Governors’ worsts: The other side of the coin
About a month ago, we put up our “which states are the best” video, which features the many superlatives that governors use when talking about their states. We followed that up with a text blog post of “Governor Superlatives” that included more governors bragging about how their states were the best.
It’s a lot less common to see governors bring up the areas in which their states are at — or close to — the bottom of 50-state rankings. It’s braver, too. We have to give credit to governors who use annual speeches in bully pulpit fashion to raise public concern and to try to push for fixes.
So, today, here’s a short list of quotes from governors speeches about ways in which their states are the worst (or among the worst). We’ve linked to the addresses themselves, so you can see that they also had good things to say. The following come from state of the state or annual budget addresses and in one case, an inaugural address.
Illinois Governor Bruce Rauner, January 25, 2017
“For years Illinois has provided the lowest percentage of education financial support from any state in the country. And we have the largest gap between funding for high income schools and low income schools in the country, both across the state and within the city of Chicago.” . . .
“We haven’t had a full year budget of some kind in a year-and-a-half– and we haven’t had a state budget that is truly balanced in decades. We have more than $11 billion in unpaid bills, a $130 billion unfunded pension liability, and the worst credit rating in the nation. We have the 5th highest overall tax burden and one of the lowest rates of job creation of any state.”
Montana Gov. Steve Bullock, January 24, 2017
“And while I’m so pleased that Montana leads the nation in many economic indicators, I cannot tolerate that Montana leads the nation in youth suicide. I am haunted by this statistic, and I imagine you are as well. I am proposing $1 million to fund evidence-based pilot programs. We will take what we learn from these efforts to bring it to scale, to better keep our kids safe.
New Hampshire Gov. Chris Sununu, Feb. 9, 2017
“We all know that our energy rates are among the highest in the nation. It’s an economic development issue and an affordability issue for our citizens.

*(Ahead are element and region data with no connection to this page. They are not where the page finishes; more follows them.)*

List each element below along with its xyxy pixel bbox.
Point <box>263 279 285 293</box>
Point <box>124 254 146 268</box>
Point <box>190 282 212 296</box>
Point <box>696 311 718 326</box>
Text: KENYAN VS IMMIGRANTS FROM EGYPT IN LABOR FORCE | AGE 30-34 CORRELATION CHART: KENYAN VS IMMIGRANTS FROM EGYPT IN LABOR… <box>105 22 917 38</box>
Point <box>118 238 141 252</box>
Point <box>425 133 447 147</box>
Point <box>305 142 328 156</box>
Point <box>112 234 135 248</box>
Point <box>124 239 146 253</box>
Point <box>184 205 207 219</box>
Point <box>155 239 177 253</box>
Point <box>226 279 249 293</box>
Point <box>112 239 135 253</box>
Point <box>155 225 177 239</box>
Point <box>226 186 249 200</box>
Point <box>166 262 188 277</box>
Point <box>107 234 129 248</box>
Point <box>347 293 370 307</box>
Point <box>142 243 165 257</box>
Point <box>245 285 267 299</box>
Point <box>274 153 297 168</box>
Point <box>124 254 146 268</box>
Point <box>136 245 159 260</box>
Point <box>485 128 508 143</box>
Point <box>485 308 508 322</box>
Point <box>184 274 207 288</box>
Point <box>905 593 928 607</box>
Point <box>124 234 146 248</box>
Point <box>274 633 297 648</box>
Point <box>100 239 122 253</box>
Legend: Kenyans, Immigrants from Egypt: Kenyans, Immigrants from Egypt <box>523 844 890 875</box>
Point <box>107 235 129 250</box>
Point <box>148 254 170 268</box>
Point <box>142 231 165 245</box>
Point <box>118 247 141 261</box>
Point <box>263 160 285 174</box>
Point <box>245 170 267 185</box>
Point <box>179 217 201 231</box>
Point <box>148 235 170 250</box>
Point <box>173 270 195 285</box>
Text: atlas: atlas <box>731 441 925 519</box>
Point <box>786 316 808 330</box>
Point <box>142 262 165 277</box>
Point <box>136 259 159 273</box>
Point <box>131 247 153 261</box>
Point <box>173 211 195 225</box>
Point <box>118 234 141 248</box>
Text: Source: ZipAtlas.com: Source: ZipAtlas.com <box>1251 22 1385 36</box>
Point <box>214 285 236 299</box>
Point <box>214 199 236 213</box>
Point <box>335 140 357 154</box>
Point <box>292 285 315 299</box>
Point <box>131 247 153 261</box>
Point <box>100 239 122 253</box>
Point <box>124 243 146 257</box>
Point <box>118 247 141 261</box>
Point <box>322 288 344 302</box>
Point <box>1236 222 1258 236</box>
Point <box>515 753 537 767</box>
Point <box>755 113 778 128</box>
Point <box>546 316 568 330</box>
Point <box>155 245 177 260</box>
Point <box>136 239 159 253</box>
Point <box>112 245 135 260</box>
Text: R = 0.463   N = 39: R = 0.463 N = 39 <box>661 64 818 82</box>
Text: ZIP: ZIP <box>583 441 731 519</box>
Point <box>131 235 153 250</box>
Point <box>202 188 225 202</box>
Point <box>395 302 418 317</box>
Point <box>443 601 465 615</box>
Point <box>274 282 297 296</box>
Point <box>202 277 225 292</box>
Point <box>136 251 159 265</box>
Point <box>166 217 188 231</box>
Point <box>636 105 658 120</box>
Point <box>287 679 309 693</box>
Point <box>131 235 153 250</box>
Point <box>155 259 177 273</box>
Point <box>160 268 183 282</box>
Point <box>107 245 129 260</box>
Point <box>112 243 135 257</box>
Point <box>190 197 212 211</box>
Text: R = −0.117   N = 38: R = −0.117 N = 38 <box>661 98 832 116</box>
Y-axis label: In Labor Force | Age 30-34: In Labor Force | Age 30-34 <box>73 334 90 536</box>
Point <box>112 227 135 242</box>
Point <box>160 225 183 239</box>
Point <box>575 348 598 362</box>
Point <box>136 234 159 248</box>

“We need to work on energy rates for everyone, but the people struggling the most are on fixed incomes, often low-income rate payers, and are struggling to afford their energy bill.
“I propose to dedicate 20% of the renewable energy fund to supplement our current electricity relief programs for low-income families.
“Fixing energy is a long-term problem, but some people can’t wait. And we simply have to provide them resources today.”
Oklahoma Gov. Mary Fallin, February 6, 2017
“It’s no secret our prison population is in a crisis with over 61,000 people under the jurisdiction of corrections. Our prisons are way over capacity, and our prison population is expected to grow by 25 percent in the next 10 years.
“Oklahoma’s overall incarceration rate is the second-highest in the country. We lead the nation in female incarceration – incarcerating women at two and a half times the national average.
Oregon Gov. Kate Brown inaugural address, January 9, 2017
“Our schools continue to be among the nation’s leaders in all the wrong categories–the largest class size, the shortest school year, and the highest dropout rate.”
Tennessee Governor Bill Haslam, January 30, 2017
“While we take great pride in paying the lowest amount of tax as a percentage of income in the country as individuals, unfortunately that’s not true for our business taxes. We are the third highest in the country in business taxes as a percentage of income and as a percentage of our budget.”
Texas Governor Greg Abbott, January 31, 2017
“Texas schools are filled with some of the best teachers in America who are called to their profession. Unfortunately, a small number of teachers have given Texas an unwanted ranking. Texas reportedly leads the nation in teacher-student sexual assaults. Some of those teachers are not prosecuted. And worse, some are shuffled off to other schools.We are the ones with the duty to do something about it.”